FROM THE SPORTS PAGE

Subtle clues revealing the cause of a fundamental problem confronting the legal profession are everywhere, even in the sports section.

Recently, the New York Times wrote about 26-year-old Josh Satin, who made his major league debut for the New York Mets on Sunday, September 4. This time of year, such stories about minor league ballplayers getting a chance to play for out-of-contention major league teams are common. Regrettably, one of my hometown franchises — the Cubs — affords such opportunities almost every year.

This line of the Satin article caught my eye:

“After graduating as a political science major from Cal, Satin was selected by the Mets in the sixth round of the 2008 draft.

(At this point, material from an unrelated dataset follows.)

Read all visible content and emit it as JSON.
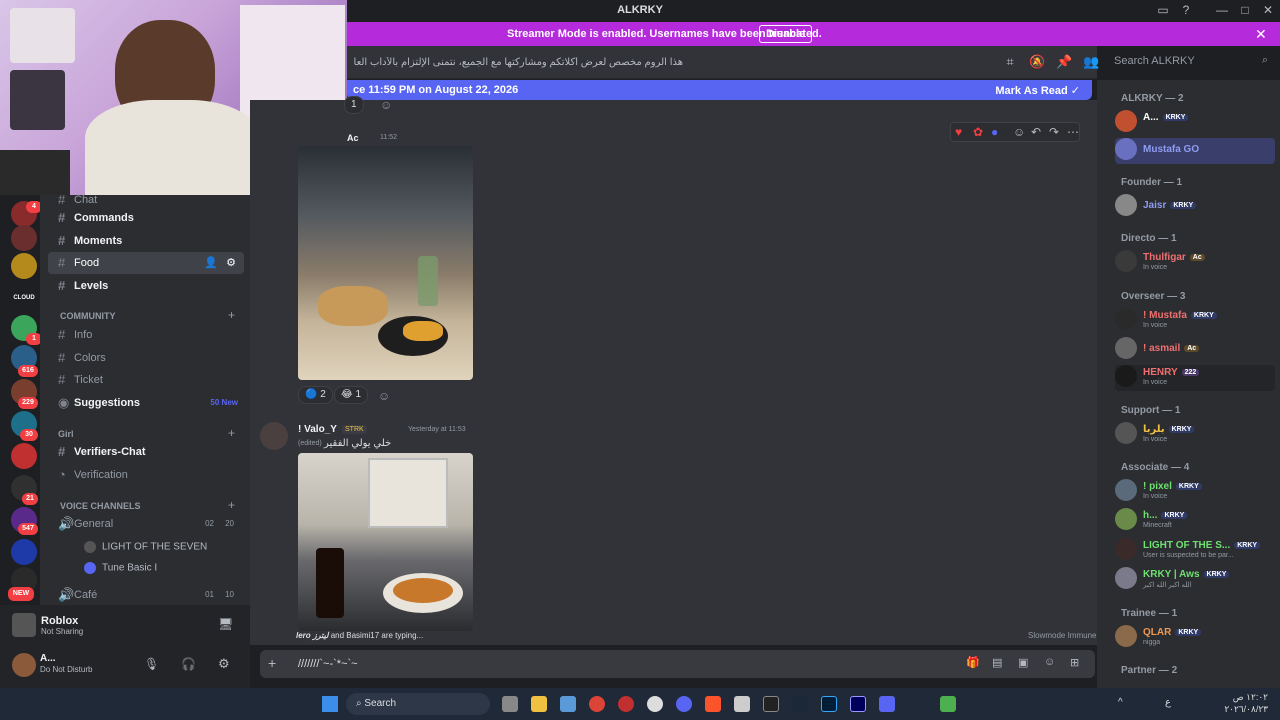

And like any number of 20-somethings with a liberal arts degree and nebulous career prospects, he kept law school applications at the ready.”

Satin was drafted the  same year I began offering an advanced undergraduate course that targeted students like him. For many juniors and seniors who can’t decide what to do next, law school becomes a default solution that buys them more time. Sometimes it works out okay; for too many others, it’s a place where dreams go to die.

Bad information bears much of the blame for the problem of poor career choices that, in turn, contribute to widespread attorney dissatisfaction. Law schools skirting the outer limits of candor to fill their classrooms have made the problem worse. So has the transformation of big firms from a profession to a collection of short-term profit-maximizing businesses that use misguided metrics to drive decisions.

As a consequence, some not-so-funny things happened to many of those who went to law school for the wrong reasons. For starters, the promise of a secure future at a well-paying job turned out to be illusory. The persistent problem of lawyer oversupply rose to crisis levels during what would have been Satin’s first year of law school, if he’d gone. Since then, the market for new talent has gotten worse.

But even many who found decent legal jobs have been unpleasantly surprised. Popular images of dynamic lawyers engaged in courtroom battles widen the gap between student expectations and the reality they’ll encounter; that eventually makes for some very unhappy attorneys. By the time the truth hits, many find themselves burdened with educational debt equal to a home mortgage, albeit without the house.

That doesn’t mean no one should go to law school. The law is a great and noble pursuit in many ways. In fact, even the most pessimistic assessments suggest that about half of all attorneys enjoy satisfying careers. I sure did.

Nor does it mean that everyone who dreams of playing major league baseball — or any other high-profile job that the media infuses with irresistible glamour — should give it a shot. Everyone enjoys watching extraordinarily talented celebrities ply their trades, but for most of us, being a spectator is our highest and best use at such events. In his address to the Northwestern graduating class of 2011, Stephen Colbert referred to commencement speakers who tell college graduates to follow their dreams and asked, “What if it’s a stupid dream?”

But acknowledging the stupidity of a dream shouldn’t make law school the fallback answer to one of life’s most important questions, “Now what?”

I don’t know if Josh Satin will remain a major league ballplayer. If he doesn’t, I don’t know what he’ll do after that. But meanwhile, give him credit for having the courage to pursue passions for which he obviously has talent. It’s a safe bet that he’s happier than his college classmates “with a liberal arts degree and nebulous career prospects [who] kept law school applications at the ready,” sent them in, and pursued legal careers for which they had incomplete knowledge, limited enthusiasm, or both. Compounding the difficulties with which they began law school, they’re now having trouble finding the secure, well-paying and exciting work that they thought would be waiting for them when they graduated.

It turns out that for most of the nation’s 50,000 annual graduates, those particular jobs were never there at all.

2 thoughts on “FROM THE SPORTS PAGE

  1. This is an ideal follow up to Suffering in Silence. I had very little compassion for the person you quoted in Suffering who had commented on an article on the same subject. That person observed that she/he would never be able to own a house or have children because of the vagaries of achieving “success” in the practice of law.

    My initial response was that that person should not breed because the person evidently made a very uninformed decision about choosing law as a profession/career and now blames the profession for their plight. On the Sports Page provides more nuanced insight into the plight of those who choose the law as a career. Your current post appropriately emphasizes that it is important to choose law, or any other vocation, because of a commitment to the profession and not just to “hit the big time” whether the “big time” is law or baseball.

    That being said, I now confess I had a degree in English Literature, but was lucky enough to join the profession 30 years ago and I have also enjoyed a wonderful career engaged with a profession I love and admire. I ignored the admonition issued by the dean on the first day of orientation: “If you are here because you have a degree in English Literature and can’t get a job, leave now.”

  2. Steve —

    You’ve provided much for the reader to ponder in your typically insightful and provocative piece.

    Serendipity brings the announcement today that Glenn Fine, the fomer inspector general of the Department of Justice is joining Dechert. Fine was captain of the Harvard basketball team and was drafted by the San Antonio Spurs. Fine chose a career at the law and clearly succeeded at the bar. Would he have achieved stardom in the NBA? We’ll never know.

    All of this brought to mind two classic American poems: Robert Frost’s The Road Not Taken and Langston Hughes’ A Dream Deferred.